Tuesday, August 15, 2017

Exposure to and recall of violence reduce short-term memory and cognitive control

From Bogliacino et al.:

Significance
Research on violence has mainly focused on its consequences on individuals’ health and behavior. This study establishes the effects of exposure to violence on individuals’ short-term memory and cognitive control. These are key factors affecting individual well-being and societal development. We sampled Colombian civilians who were exposed either to urban violence or to warfare. We found that higher exposure to violence significantly reduces short-term memory and cognitive control only in the group actively recalling emotional states linked with such experiences. This finding demonstrates and characterizes the long-lasting effects of violence. Existing studies have found effects of poverty on cognitive control similar to those that we found for violence. This set of findings supports the validity of the cognitive theory underpinning these studies.
Abstract
Previous research has investigated the effects of violence and warfare on individuals' well-being, mental health, and individual prosociality and risk aversion. This study establishes the short- and long-term effects of exposure to violence on short-term memory and aspects of cognitive control. Short-term memory is the ability to store information. Cognitive control is the capacity to exert inhibition, working memory, and cognitive flexibility. Both have been shown to affect positively individual well-being and societal development. We sampled Colombian civilians who were exposed either to urban violence or to warfare more than a decade earlier. We assessed exposure to violence through either the urban district-level homicide rate or self-reported measures.
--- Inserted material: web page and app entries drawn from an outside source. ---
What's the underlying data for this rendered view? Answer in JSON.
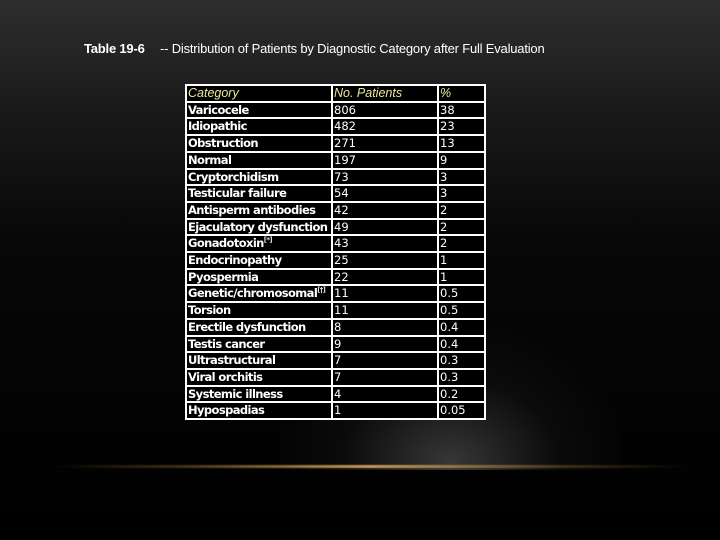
{
  "title": {
    "label": "Table 19-6",
    "text": "-- Distribution of Patients by Diagnostic Category after Full Evaluation"
  },
  "table": {
    "headers": [
      "Category",
      "No. Patients",
      "%"
    ],
    "rows": [
      {
        "category": "Varicocele",
        "note": "",
        "patients": "806",
        "percent": "38"
      },
      {
        "category": "Idiopathic",
        "note": "",
        "patients": "482",
        "percent": "23"
      },
      {
        "category": "Obstruction",
        "note": "",
        "patients": "271",
        "percent": "13"
      },
      {
        "category": "Normal",
        "note": "",
        "patients": "197",
        "percent": "9"
      },
      {
        "category": "Cryptorchidism",
        "note": "",
        "patients": "73",
        "percent": "3"
      },
      {
        "category": "Testicular failure",
        "note": "",
        "patients": "54",
        "percent": "3"
      },
      {
        "category": "Antisperm antibodies",
        "note": "",
        "patients": "42",
        "percent": "2"
      },
      {
        "category": "Ejaculatory dysfunction",
        "note": "",
        "patients": "49",
        "percent": "2"
      },
      {
        "category": "Gonadotoxin",
        "note": "[*]",
        "patients": "43",
        "percent": "2"
      },
      {
        "category": "Endocrinopathy",
        "note": "",
        "patients": "25",
        "percent": "1"
      },
      {
        "category": "Pyospermia",
        "note": "",
        "patients": "22",
        "percent": "1"
      },
      {
        "category": "Genetic/chromosomal",
        "note": "[†]",
        "patients": "11",
        "percent": "0.5"
      },
      {
        "category": "Torsion",
        "note": "",
        "patients": "11",
        "percent": "0.5"
      },
      {
        "category": "Erectile dysfunction",
        "note": "",
        "patients": "8",
        "percent": "0.4"
      },
      {
        "category": "Testis cancer",
        "note": "",
        "patients": "9",
        "percent": "0.4"
      },
      {
        "category": "Ultrastructural",
        "note": "",
        "patients": "7",
        "percent": "0.3"
      },
      {
        "category": "Viral orchitis",
        "note": "",
        "patients": "7",
        "percent": "0.3"
      },
      {
        "category": "Systemic illness",
        "note": "",
        "patients": "4",
        "percent": "0.2"
      },
      {
        "category": "Hypospadias",
        "note": "",
        "patients": "1",
        "percent": "0.05"
      }
    ]
  },
  "colors": {
    "header_text": "#e8e89a",
    "accent_line": "#c89a58"
  }
}
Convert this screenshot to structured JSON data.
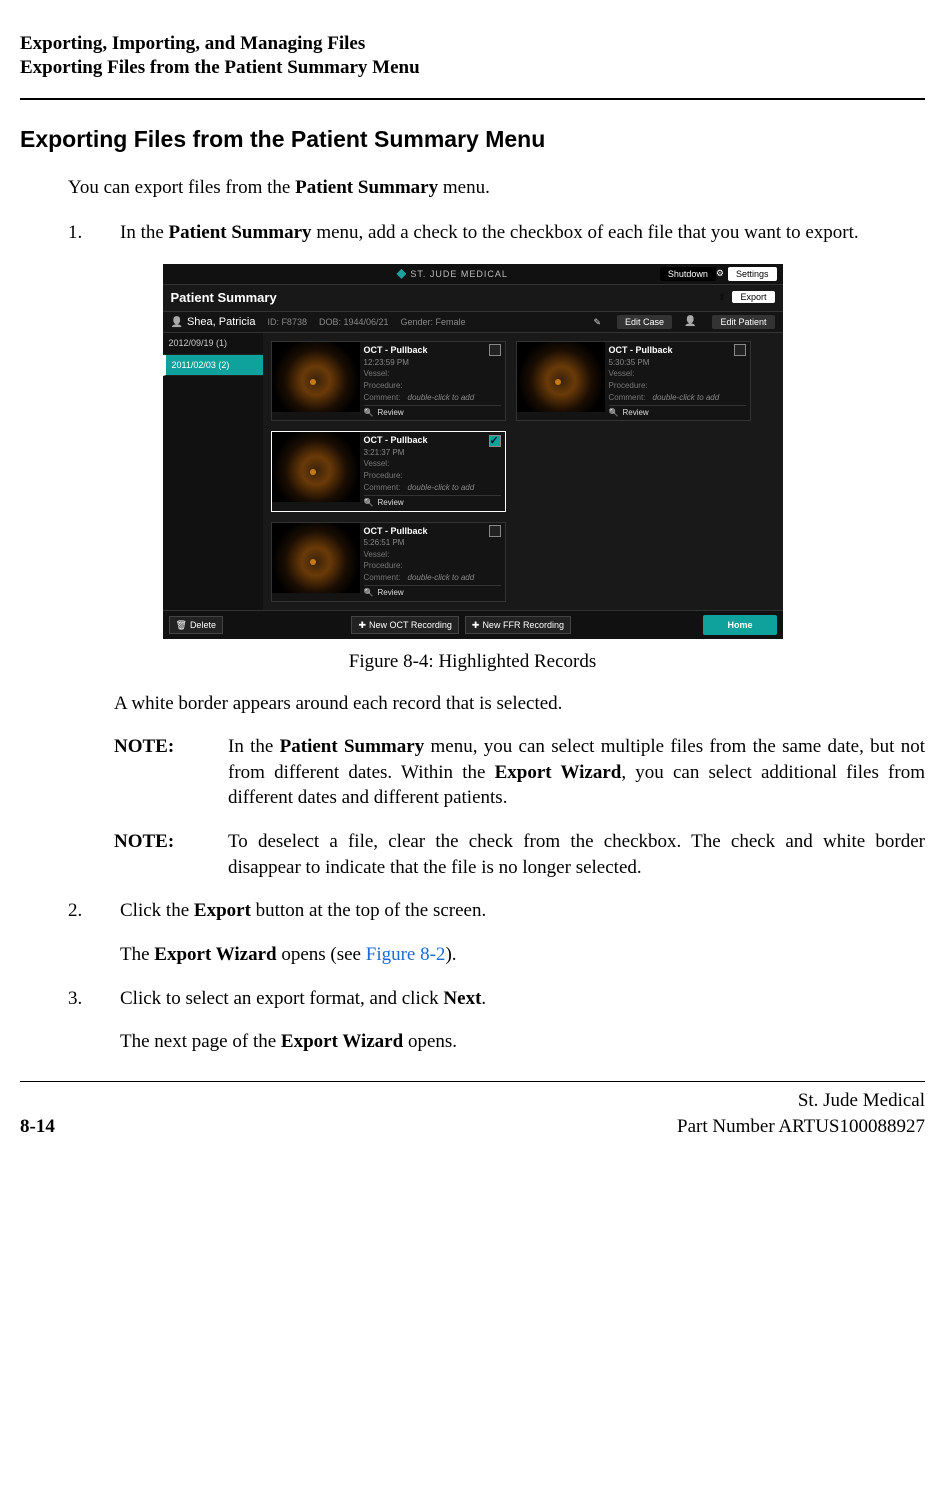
{
  "header": {
    "line1": "Exporting, Importing, and Managing Files",
    "line2": "Exporting Files from the Patient Summary Menu"
  },
  "section_title": "Exporting Files from the Patient Summary Menu",
  "intro_pre": "You can export files from the ",
  "intro_bold": "Patient Summary",
  "intro_post": " menu.",
  "steps": {
    "s1": {
      "num": "1.",
      "t1": "In the ",
      "b1": "Patient Summary",
      "t2": " menu, add a check to the checkbox of each file that you want to export."
    },
    "s2": {
      "num": "2.",
      "t1": "Click the ",
      "b1": "Export",
      "t2": " button at the top of the screen."
    },
    "s2_sub_pre": "The ",
    "s2_sub_bold": "Export Wizard",
    "s2_sub_mid": " opens (see ",
    "s2_sub_link": "Figure 8-2",
    "s2_sub_post": ").",
    "s3": {
      "num": "3.",
      "t1": "Click to select an export format, and click ",
      "b1": "Next",
      "t2": "."
    },
    "s3_sub_pre": "The next page of the ",
    "s3_sub_bold": "Export Wizard",
    "s3_sub_post": " opens."
  },
  "figure": {
    "caption": "Figure 8-4:  Highlighted Records",
    "brand": "ST. JUDE MEDICAL",
    "shutdown": "Shutdown",
    "settings": "Settings",
    "patient_summary": "Patient Summary",
    "export": "Export",
    "patient_name": "Shea, Patricia",
    "id_label": "ID: F8738",
    "dob_label": "DOB: 1944/06/21",
    "gender_label": "Gender: Female",
    "edit_case": "Edit Case",
    "edit_patient": "Edit Patient",
    "dates": [
      {
        "label": "2012/09/19  (1)",
        "active": false
      },
      {
        "label": "2011/02/03  (2)",
        "active": true
      }
    ],
    "cards": [
      {
        "title": "OCT - Pullback",
        "time": "12:23:59 PM",
        "checked": false
      },
      {
        "title": "OCT - Pullback",
        "time": "5:30:35 PM",
        "checked": false
      },
      {
        "title": "OCT - Pullback",
        "time": "3:21:37 PM",
        "checked": true
      },
      {
        "title": "OCT - Pullback",
        "time": "5:26:51 PM",
        "checked": false
      }
    ],
    "card_labels": {
      "vessel": "Vessel:",
      "procedure": "Procedure:",
      "comment": "Comment:",
      "hint": "double-click to add",
      "review": "Review"
    },
    "bottom": {
      "delete": "Delete",
      "new_oct": "New OCT Recording",
      "new_ffr": "New FFR Recording",
      "home": "Home"
    }
  },
  "after_fig": "A white border appears around each record that is selected.",
  "notes": {
    "label": "NOTE:",
    "n1_t1": "In the ",
    "n1_b1": "Patient Summary",
    "n1_t2": " menu, you can select multiple files from the same date, but not from different dates. Within the ",
    "n1_b2": "Export Wizard",
    "n1_t3": ", you can select additional files from different dates and different patients.",
    "n2": "To deselect a file, clear the check from the checkbox. The check and white border disappear to indicate that the file is no longer selected."
  },
  "footer": {
    "page": "8-14",
    "r1": "St. Jude Medical",
    "r2": "Part Number ARTUS100088927"
  }
}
Before undertaking cognitive tests, a randomly selected subset of our sample was asked to recall emotions of anxiety and fear connected to experiences of violence, whereas the rest recalled joyful or emotionally neutral experiences. We found that higher exposure to violence was associated with lower short-term memory abilities and lower cognitive control in the group recalling experiences of violence, whereas it had no effect in the other group. This finding demonstrates that exposure to violence, even if a decade earlier, can hamper cognitive functions, but only among individuals actively recalling emotional states linked with such experiences. A laboratory experiment conducted in Germany aimed to separate the effect of recalling violent events from the effect of emotions of fear and anxiety. Both factors had significant negative effects on cognitive functions and appeared to be independent from each other.